The Services account grossed a whopping $18,393 million. Here, despite the stocks, the dollars that have come out stand out travel and other card payments and from transport.
Most of this shortage happened last year, once the pandemic and quarantine were behind us.
In 2022, “in the year total, the services bill recorded a cumulative deficit of $10,106 million, representing a 127% increase over last year’s cumulative figure, driven primarily by growth in gross “Travel, tickets and other card payments” and, to a lesser extent, “Transport and Insurance” in a context of higher prices for international freight transport,” says the Central Bank Report.
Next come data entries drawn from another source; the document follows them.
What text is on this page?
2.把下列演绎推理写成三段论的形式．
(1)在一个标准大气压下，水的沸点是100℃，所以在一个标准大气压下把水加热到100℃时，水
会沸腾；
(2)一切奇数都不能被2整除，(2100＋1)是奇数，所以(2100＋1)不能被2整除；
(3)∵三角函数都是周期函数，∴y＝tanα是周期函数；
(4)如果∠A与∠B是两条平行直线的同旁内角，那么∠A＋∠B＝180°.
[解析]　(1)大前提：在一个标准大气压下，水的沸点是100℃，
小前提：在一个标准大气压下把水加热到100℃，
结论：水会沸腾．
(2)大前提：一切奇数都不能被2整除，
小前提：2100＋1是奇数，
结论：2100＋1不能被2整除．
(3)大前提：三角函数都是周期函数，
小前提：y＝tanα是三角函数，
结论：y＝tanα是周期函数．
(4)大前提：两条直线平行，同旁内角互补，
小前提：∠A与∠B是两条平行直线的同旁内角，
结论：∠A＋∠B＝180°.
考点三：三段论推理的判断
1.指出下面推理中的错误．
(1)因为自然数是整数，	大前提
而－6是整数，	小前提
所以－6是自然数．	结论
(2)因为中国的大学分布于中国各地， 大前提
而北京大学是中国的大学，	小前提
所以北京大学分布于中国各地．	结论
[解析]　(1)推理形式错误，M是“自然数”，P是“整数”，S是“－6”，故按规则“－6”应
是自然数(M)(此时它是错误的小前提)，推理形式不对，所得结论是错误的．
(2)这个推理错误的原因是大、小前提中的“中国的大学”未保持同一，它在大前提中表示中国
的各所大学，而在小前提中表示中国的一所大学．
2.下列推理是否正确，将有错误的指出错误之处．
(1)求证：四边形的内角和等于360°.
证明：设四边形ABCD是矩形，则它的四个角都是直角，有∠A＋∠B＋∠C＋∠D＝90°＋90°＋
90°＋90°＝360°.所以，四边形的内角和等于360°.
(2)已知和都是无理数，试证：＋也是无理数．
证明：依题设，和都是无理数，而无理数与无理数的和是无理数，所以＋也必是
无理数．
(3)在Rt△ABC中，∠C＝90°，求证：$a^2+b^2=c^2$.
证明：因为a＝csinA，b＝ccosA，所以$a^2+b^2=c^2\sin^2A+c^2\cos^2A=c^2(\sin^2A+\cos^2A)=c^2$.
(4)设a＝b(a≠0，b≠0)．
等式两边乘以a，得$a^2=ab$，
For its part, in 2023, “in the cumulative through March, net expenses for services amounted to 2,244 million dollars”.
In the capital movements it is highlighted that between disbursements and payments, there was a net IMF profit of US$7,487 million and from the rest of the financial organizations another US$ 2,588 million.
THE the payment of public and private debt consumed US$ 18,663 million and outside business training – which includes the US$200 per month allowed – another US$4,568 million.
During this period, public debt in foreign currency increased by US$ 14,412 million (from US$ 248,945 million to US$ 263,357 million). Debt to the IMF rose from $44,129 million to $46,041 million. And private debt rose from $83,187 million to $87,405 million at the end of 2022.
In summary: it was not the lack of trade dollars that characterized those years. Despite stocks, interest, debt payments, goods and tourism explain that the country has no reserves of this enormous amount of foreign currency and accumulates a public and private debt that continues to advance unabated.